My mother went with me to this appointment. She was curious about what this new dietician could possibly teach me about diabetes, something we've already established that I've lived with for a gracious long time. An hour and a half later, my mind was reeling with new information. It turns out that things have changed . . . a lot within the past five years. I left the clinic that day so excited, I could barely contain myself. And as everyone had said, the dietician was awesome. He was upbeat, encouraging, and didn't put me on a guilt trip over days when my levels were less than impressive. Instead, he praised my efforts and then used entertaining props to help me understand what my silly body is doing these days.

Later that night, I had to call my oldest son, who is becoming a dietician, and shared my new-found enthusiasm. He understood everything I had learned and told me that it has been amazing what has been discovered about diabetes in recent times. He was excited that I had stumbled onto a doctor and a dietician that make a great team. Though the past few weeks have been challenging (we're in the process of changing basal rates--the insulin levels that drip in continuously from my insulin pump) to get things to balance out, I know it will all be worth it. Eventually, we'll have things stream-lined and I will likely be in better shape than I've been in for a long time.

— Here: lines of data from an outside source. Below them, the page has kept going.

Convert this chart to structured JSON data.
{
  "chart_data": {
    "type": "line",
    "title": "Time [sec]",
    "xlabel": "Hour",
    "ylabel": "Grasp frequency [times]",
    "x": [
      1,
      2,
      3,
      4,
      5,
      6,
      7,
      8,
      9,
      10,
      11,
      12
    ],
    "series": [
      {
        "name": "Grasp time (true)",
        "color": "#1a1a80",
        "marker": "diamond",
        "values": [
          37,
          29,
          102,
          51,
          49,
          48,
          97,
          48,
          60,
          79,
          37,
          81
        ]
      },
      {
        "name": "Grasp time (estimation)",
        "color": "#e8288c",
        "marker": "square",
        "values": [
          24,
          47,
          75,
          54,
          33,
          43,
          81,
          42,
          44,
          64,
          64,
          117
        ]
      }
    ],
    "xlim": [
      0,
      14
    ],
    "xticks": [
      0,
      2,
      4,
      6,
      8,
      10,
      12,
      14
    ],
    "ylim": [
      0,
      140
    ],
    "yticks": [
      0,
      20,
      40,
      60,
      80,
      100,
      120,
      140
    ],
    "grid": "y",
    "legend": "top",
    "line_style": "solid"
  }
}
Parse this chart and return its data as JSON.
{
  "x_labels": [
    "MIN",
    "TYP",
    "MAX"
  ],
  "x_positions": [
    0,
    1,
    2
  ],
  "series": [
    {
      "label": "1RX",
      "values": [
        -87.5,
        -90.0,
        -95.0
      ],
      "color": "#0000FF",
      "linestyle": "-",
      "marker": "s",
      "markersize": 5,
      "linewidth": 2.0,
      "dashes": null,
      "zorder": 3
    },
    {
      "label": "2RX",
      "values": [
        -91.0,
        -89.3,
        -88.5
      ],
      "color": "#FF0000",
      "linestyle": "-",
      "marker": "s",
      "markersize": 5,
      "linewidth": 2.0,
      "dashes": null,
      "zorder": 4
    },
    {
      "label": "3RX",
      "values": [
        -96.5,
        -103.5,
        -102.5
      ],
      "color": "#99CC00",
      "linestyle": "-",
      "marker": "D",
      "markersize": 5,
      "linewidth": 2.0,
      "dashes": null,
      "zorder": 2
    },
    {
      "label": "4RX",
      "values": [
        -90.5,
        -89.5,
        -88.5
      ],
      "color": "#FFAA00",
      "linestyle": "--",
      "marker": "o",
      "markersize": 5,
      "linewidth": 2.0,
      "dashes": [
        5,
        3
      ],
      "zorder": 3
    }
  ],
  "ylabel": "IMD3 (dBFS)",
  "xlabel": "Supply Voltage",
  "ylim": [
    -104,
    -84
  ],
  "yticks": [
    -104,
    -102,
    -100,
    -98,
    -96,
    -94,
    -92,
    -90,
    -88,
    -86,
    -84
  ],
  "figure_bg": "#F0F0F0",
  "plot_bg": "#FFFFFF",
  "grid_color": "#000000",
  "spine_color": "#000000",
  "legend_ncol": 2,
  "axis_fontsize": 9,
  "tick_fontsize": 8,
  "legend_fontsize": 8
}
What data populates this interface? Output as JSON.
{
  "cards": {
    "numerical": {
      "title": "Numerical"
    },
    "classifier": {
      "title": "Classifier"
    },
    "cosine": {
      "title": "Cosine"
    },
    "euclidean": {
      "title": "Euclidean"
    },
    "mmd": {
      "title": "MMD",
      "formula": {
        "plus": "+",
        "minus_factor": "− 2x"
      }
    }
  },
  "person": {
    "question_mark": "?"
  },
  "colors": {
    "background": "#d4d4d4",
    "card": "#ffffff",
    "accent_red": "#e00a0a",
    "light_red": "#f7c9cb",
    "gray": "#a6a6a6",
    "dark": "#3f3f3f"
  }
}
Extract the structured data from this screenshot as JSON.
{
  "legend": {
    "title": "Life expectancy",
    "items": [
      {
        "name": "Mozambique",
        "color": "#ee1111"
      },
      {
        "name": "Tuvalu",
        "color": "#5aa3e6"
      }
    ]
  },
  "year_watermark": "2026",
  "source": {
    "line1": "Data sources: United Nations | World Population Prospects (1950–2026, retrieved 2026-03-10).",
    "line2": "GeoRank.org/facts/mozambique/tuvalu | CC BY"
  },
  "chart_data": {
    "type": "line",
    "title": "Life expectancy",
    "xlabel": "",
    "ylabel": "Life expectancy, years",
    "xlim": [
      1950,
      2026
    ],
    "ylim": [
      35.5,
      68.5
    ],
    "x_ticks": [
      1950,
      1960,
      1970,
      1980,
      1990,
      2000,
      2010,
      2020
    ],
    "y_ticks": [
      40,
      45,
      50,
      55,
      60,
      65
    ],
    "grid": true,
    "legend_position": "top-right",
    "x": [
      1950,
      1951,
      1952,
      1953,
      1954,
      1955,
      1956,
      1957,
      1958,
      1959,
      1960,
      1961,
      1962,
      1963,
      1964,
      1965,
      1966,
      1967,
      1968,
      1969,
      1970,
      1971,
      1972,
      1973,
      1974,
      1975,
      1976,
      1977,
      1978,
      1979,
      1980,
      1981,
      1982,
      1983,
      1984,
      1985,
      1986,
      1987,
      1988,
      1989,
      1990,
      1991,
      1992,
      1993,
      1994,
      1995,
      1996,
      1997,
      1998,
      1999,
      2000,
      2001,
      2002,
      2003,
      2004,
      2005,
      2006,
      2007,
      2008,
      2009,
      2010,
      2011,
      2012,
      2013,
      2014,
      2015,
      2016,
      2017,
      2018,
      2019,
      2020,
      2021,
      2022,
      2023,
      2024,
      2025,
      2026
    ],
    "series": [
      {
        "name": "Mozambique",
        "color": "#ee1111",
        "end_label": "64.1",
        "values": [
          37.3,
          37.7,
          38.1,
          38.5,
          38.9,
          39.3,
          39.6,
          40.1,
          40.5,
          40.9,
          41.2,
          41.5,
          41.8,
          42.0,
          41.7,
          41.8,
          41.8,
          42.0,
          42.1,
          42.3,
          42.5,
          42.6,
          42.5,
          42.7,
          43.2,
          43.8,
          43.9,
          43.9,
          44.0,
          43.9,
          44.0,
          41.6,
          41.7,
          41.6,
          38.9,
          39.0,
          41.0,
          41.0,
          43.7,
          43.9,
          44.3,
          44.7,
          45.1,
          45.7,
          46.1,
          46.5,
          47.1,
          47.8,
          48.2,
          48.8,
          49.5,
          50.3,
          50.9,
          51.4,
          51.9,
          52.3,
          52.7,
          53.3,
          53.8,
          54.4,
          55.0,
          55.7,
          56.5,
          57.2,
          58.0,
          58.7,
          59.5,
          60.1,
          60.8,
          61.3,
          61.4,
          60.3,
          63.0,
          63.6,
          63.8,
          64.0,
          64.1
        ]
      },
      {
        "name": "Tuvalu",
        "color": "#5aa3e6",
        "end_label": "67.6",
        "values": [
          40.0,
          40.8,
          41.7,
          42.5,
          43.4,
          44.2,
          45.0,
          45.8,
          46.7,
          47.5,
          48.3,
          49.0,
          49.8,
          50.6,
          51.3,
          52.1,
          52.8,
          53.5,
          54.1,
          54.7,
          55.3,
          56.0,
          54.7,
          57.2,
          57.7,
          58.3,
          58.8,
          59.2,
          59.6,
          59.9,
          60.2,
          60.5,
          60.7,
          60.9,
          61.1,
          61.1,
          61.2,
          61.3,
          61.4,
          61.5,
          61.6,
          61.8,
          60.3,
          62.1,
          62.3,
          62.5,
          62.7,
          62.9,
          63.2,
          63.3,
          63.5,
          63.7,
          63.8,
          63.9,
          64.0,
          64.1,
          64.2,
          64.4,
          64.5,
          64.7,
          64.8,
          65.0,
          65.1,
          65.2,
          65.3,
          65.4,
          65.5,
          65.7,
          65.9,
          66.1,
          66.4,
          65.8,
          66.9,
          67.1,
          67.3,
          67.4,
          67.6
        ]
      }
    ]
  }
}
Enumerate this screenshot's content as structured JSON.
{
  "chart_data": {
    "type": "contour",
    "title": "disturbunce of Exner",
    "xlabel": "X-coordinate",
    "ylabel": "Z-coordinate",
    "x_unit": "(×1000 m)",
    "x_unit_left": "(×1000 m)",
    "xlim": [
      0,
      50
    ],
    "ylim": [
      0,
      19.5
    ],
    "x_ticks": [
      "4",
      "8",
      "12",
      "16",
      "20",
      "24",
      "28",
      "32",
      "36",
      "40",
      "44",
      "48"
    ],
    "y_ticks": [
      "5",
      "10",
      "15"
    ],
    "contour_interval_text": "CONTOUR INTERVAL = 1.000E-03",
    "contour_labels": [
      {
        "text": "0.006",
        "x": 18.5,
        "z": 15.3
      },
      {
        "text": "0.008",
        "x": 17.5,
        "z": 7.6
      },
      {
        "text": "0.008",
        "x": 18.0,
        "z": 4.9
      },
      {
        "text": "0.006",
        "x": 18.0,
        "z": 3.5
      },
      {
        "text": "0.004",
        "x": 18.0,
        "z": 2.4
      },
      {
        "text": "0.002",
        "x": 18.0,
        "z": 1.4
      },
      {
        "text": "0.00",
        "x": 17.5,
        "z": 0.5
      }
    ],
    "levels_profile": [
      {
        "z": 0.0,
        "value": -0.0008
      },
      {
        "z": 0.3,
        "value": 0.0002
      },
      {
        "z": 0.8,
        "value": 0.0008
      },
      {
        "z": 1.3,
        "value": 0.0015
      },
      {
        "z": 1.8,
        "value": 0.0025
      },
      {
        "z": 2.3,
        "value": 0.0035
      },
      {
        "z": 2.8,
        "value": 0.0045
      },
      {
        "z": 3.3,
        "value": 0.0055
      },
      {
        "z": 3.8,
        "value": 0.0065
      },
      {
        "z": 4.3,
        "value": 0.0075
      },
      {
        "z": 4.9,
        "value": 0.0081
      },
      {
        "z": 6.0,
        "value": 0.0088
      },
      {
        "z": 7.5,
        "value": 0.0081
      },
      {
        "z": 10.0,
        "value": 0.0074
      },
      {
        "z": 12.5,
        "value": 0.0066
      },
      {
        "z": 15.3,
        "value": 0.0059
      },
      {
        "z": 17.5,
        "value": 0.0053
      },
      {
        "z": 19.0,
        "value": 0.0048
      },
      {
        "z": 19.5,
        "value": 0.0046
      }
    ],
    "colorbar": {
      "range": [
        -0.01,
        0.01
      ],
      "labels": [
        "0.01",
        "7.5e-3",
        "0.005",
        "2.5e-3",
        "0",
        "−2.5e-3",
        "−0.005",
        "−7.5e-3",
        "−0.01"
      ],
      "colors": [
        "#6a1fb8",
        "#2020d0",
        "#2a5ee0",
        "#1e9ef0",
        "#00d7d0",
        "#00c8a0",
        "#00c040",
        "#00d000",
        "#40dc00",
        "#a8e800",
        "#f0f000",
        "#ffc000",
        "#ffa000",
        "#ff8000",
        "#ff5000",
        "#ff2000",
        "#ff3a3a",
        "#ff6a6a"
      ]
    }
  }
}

So I'm realizing . . . again . . . that change is important. It's how we learn, grow, and better ourselves in this crazy world. We weren't meant to exist in a state of constant bliss in an environment that stays the same. We need to be flexible enough to "ride the waves," as they come into our lives and glean those things that will make a positive difference. Though I tend to fall off my "surfboard" . . . a lot (yep, I am a descendant of the dude who fell off the Mayflower--John Howland) I'm learning how crucial it is to keep trying, knowing that someday, the balance I'm seeking will be attained and I will be a better person as a result.